Google has open sourced a program called TensorFlow. It’s based on the same internal toolset that Google has spent years developing to support its AI software and other predictive and analytics programs. You can find out more about TensorFlow at its site, and you might be surprised to learn that it is the engine behind several Google tools you may already use, including Google Photos and the speech recognition found in the Google app.

According to Google, TensorFlow could help speed up processes ranging from drug discovery to processing astronomy-related data sets.

Additionally, we reported on how, formerly known as Oxdata, has announced a new funding round that it is getting to the tune of $20 million. The money will go toward advancing its machine learning toolset, and the company is entirely open source-focused. We recently caught up with Oleg Rogynskyy, VP of Marketing & Growth at H2O, for an interview.

Meanwhile, Facebook is open sourcing its machine learning system designed for artificial intelligence (AI) computing at a large scale. It's based on Nvidia hardware. And, IBM announced that its proprietary machine learning program known as SystemML will be freely available to share and modify through the Apache Software Foundation.

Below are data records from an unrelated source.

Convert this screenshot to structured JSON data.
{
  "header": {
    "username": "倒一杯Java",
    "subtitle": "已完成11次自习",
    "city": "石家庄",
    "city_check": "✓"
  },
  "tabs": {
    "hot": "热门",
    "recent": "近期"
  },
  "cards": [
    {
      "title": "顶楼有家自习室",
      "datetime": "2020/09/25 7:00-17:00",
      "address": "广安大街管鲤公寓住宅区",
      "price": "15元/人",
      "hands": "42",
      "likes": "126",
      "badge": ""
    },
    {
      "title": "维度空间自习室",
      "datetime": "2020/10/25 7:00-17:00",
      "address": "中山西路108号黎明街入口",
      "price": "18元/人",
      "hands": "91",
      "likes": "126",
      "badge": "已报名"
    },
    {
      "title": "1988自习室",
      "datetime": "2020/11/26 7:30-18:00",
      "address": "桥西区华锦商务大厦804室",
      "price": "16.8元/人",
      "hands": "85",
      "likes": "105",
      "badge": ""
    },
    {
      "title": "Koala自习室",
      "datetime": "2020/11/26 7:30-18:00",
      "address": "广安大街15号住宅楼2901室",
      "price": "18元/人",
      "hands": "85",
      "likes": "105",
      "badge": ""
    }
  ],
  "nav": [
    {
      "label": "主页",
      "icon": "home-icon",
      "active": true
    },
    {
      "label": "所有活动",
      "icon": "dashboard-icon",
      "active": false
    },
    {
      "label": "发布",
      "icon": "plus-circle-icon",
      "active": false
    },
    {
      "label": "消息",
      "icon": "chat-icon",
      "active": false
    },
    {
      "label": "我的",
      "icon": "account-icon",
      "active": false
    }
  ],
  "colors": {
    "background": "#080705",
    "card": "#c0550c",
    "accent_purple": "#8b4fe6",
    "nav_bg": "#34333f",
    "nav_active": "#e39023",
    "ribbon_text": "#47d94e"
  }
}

And, Yahoo has released its key artificial intelligence software (AI) under an open source license. The company previously developed a library called CaffeOnSpark to perform a popular type of AI called “deep learning” on the big troves of data found in its Hadoop file system. Now CaffeOnSpark is becoming available for community use under an open source Apache license on GitHub.

Notably, Microsoft has also open sourced the artificial intelligence framework it uses to power speech recognition in its Cortana digital assistant and Skype Translate applications. The framework is called, CNTK, and can help machines do things like understand speech and determine logical connections between photos. Microsoft released its Computational Network Toolkit (CNTK) as an open source project on GitHub, and developers are likely to leverage it to advance deep learning networks.